Oh, and before you do write up the Coneheader series, head on over to Amazon and read the reader reviews for it. They are all glowingly positive, and struck a chord with some folks, I think maybe because they like the Batman-esque version of J'onn.
My consideration of IC is that I covered the last Manhunter JLA arc, "Crisis of Conscience," and then picked-up from "52." The gap bugs me some, but so does the thought of trying to simultaneously cover all of "52" across three blogs.
Y'know, Tom and you and I all have different tastes. There's room here for everyone, even when they're complete wrong in the head. I spent two years airing my grievances on the DC Message Board while the Ostrander series was being released, so there's no way I could adequately summarize my disdain without taking an issue-by-issue squat. I'm thinking I may try to cover three Martian Manhunter series in simultaneous sequence ('88 mini, Ostrander, Coneheadhunter,) but I've got finals in May and groundwork to lay first. Yeah, screw Infinite Crisis.

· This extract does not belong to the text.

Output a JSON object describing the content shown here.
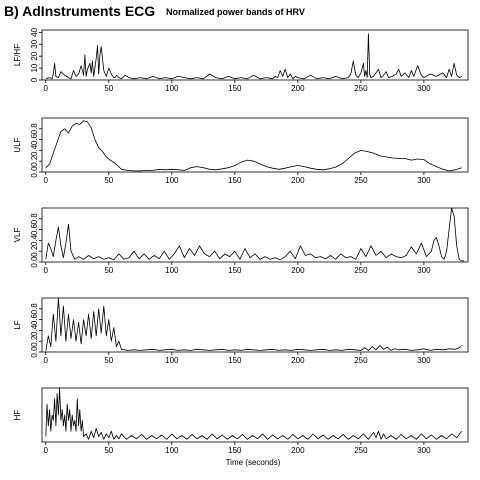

Anyway, a lot of people loved Ostrander, and some folks liked Coneheadhunter, but I've only read one of the two myself. It might be fun to represent as a DeMatteis fan in the face of that, and I'm genuinely curious how I'll react to that last mini.
Seeing a writeup of the '88 miniseries right before the Ostrander and Coneheader series will be interesting.
You can count me as a representative of Team DeMatteis. I'll tag team with you against Tom, Muahaha!...I mean...all are welcome...
Oh, I think I know how you'll react to that last mini.